Per gran parte della sua storia indipendente, il Paese ha dovuto affrontare un consistente conflitto interno che ne ha indebolito la capacità di svolgere un ruolo di leadership nella regione. Tra questi, due delle guerre civili più lunghe del continente africano e i conflitti in Darfur, Kordofan meridionale e Nilo Azzurro. In base ai termini dell’Accordo di Pace Globale del 2005, il Sud Sudan si è separato dal Sudan nel 2011, diventando il 54° stato indipendente d’Africa.

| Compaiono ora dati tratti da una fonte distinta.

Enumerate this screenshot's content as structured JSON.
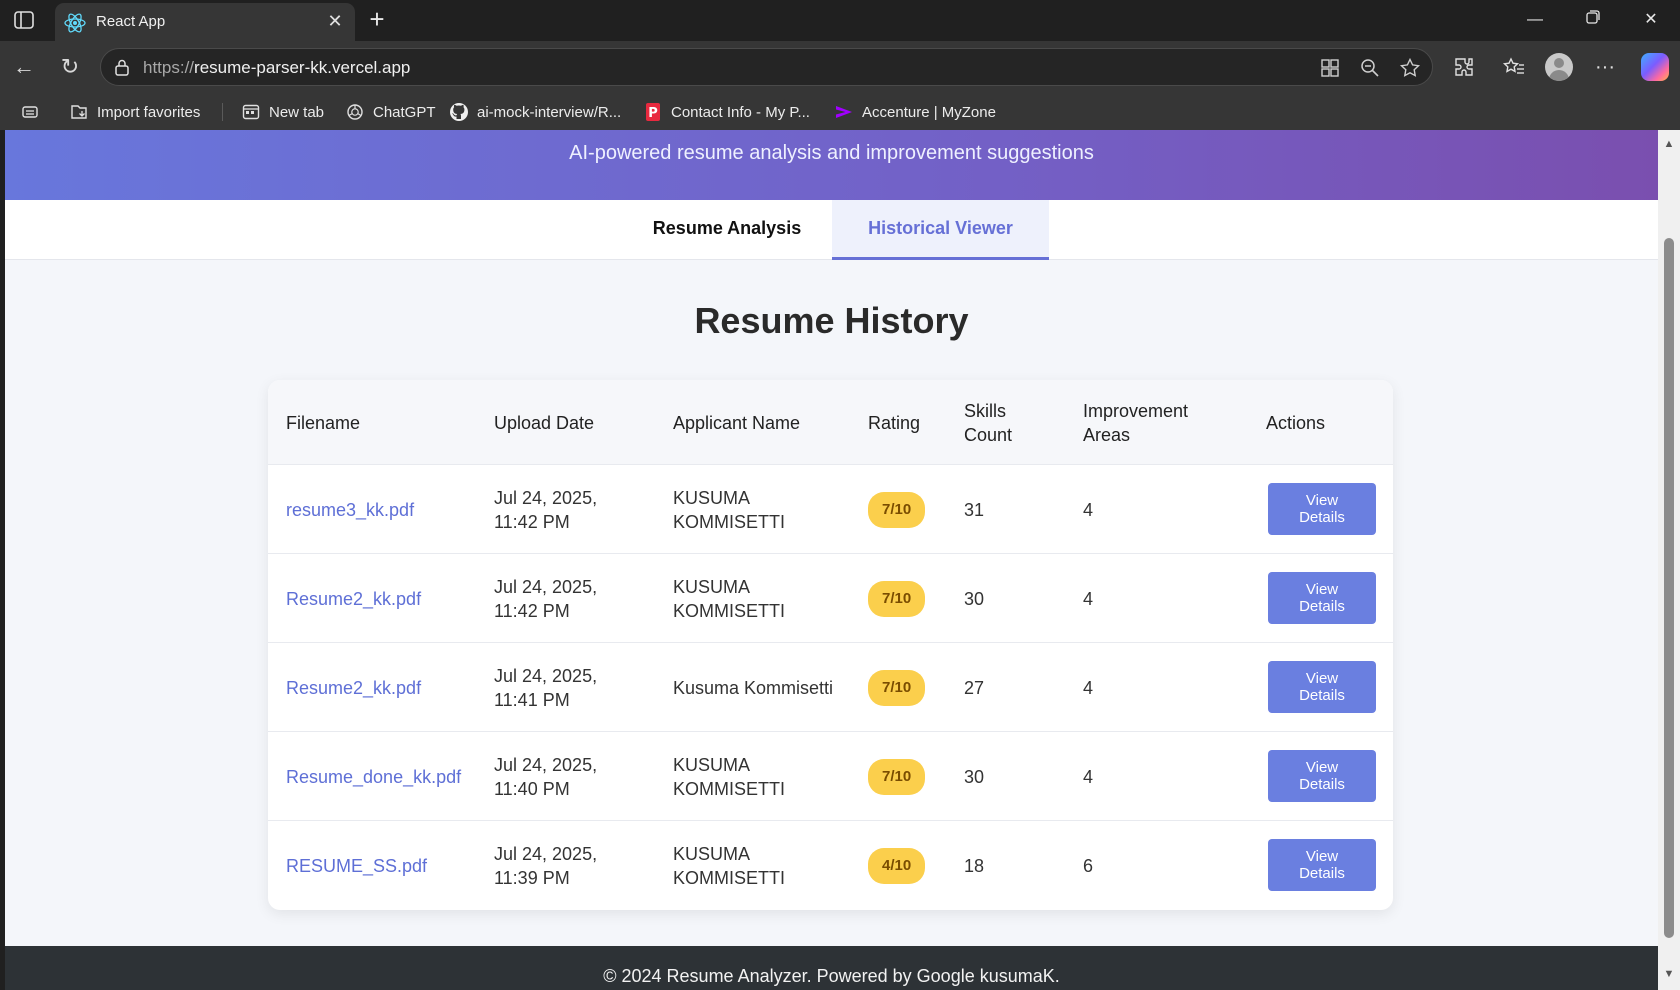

La secessione del Sud Sudan ha causato molteplici shock economici, tra cui la perdita dei proventi petroliferi che rappresentavano oltre la metà delle entrate del governo sudanese e il 95% delle sue esportazioni. Ciò ha portato a una riduzione della crescita economica e a un’inflazione a due cifre dei prezzi al consumo.
Un’escalation del conflitto dall’aprile 2023 ha impattato in modo devastante sulla popolazione. L’escalation del conflitto ha sconvolto vite umane, danneggiato le infrastrutture e messo a dura prova l’economia, trasformando il Sudan nella più grande crisi di sfollamento al mondo.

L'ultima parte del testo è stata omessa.